Konflikt für Autofahrer: Schlechte Einsicht beim Überholen
In Richtung Ratingen wird‘s dagegen für Autofahrer konfliktreich. Durch die Verlegung aus der ehemaligen Haltestellenbucht liegt der neue Bussteig nicht nur etwa zwölf Meter vor der Ausfahrt Stockweg, sondern der Bus hält jetzt auch auf der Straße. Das sorgt dann für Stau.
„Nicht alle halten sich daran, viele Autofahrer versuchen natürlich, den Bus zu überholen“, berichtet ein Selbecker. Obwohl das nicht erlaubt sei - „aber so fahren die Leute halt“, bemerkt er. Das Problem: Die Überholenden können hinter dem Bus nicht sehen, ob jemand aus dem Stockweg auf die Kölner Straße einbiegen will. Und wer aus dem Stockweg kommt, kann wegen des davor stehenden Busses auch nicht sehen, ob ein Auto just überholt.
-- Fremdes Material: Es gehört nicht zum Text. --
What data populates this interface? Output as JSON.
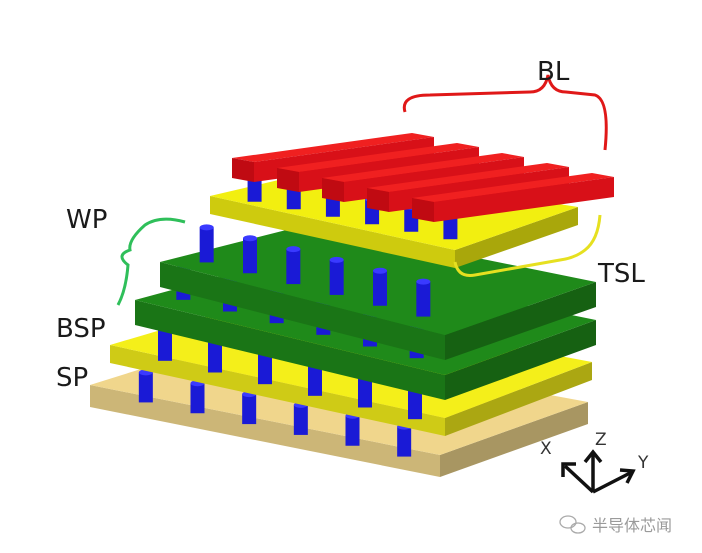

Auch an diesem Nachmittag ist es so. Zum Glück gibt es diesmal keinen Zusammenstoß, doch für manchen Beobachter ist das nur eine Frage der Zeit.
So antwortet die Mülheimer Verwaltung: Verlegung unvermeidbar
Aus Sicht der Stadtverwaltung war die Verlegung unvermeidbar: Die Bussteige seien an lange Gelenkbusse anzupassen. So müsse der Bussteig „nach Möglichkeit“ 18 Meter lang sein, damit an allen drei Bustüren auch barrierefrei ein- und ausgestiegen werden kann. Stadteinwärts aber standen am alten Standort nur 13 Meter zur Verfügung.
Für die Verwaltung folgt auch die wechselnde Fahrradbeschilderung einer Logik: Denn dort, wo das weiße Schild hängt, soll der Fahrradfahrer auf die Fahrbahn wechseln dürfen, wenn er nach links in die Karl-Forst-Straße abbiegen will. Allerdings ist dort das Einbiegen ausschließlich für Fahrradfahrer erlaubt, so dass Radler dafür ohne eigene Linksabbiegespur mitten auf der ohnehin engen Kölner Straße zwischen geradeaus fahrenden Autos warten müssen.
In Richtung Ratingen gab es zwar eine Haltebucht, doch auch diese sei nicht lang genug gewesen. Pläne der Verwaltung zeigen jedoch, dass an dieser Stelle durchaus 18 Meter zwischen den Einfahrten vorhanden sind. Ein Wartehäuschen wäre dann möglich gewesen, wenn man die Bucht verbreitert hätte. Und auch für Fußgänger und Fahrradfahrer hätte diese Lösung mehr Platz geschaffen, räumt das Amt für Verkehrswesen ein.
Mülheims SPD: „Umsetzung nicht nachvollziehbar“
Warum man das nicht umsetzte? Es hätte - laut Amt - den Autoverkehr eingeschränkt, für den an dieser Stelle viel Platz für eine Linksabbiegespur in die Stooter Straße eingeräumt wird.
Hat man bei der Planung des barrierefreien Umbaus zu wenig an die alten wie neuen Barrieren für die übrigen Verkehrsteilnehmer gedacht? Für den verkehrspolitischen Sprecher der SPD, Daniel Mühlenfeld, ist „nicht nachvollziehbar, was dort gemacht wurde“. Auf mögliche Folgeprobleme des Umbaus und seine Alternativen sei damals nicht hingewiesen worden - das aber sei Aufgabe der Fachleute aus der Verwaltung.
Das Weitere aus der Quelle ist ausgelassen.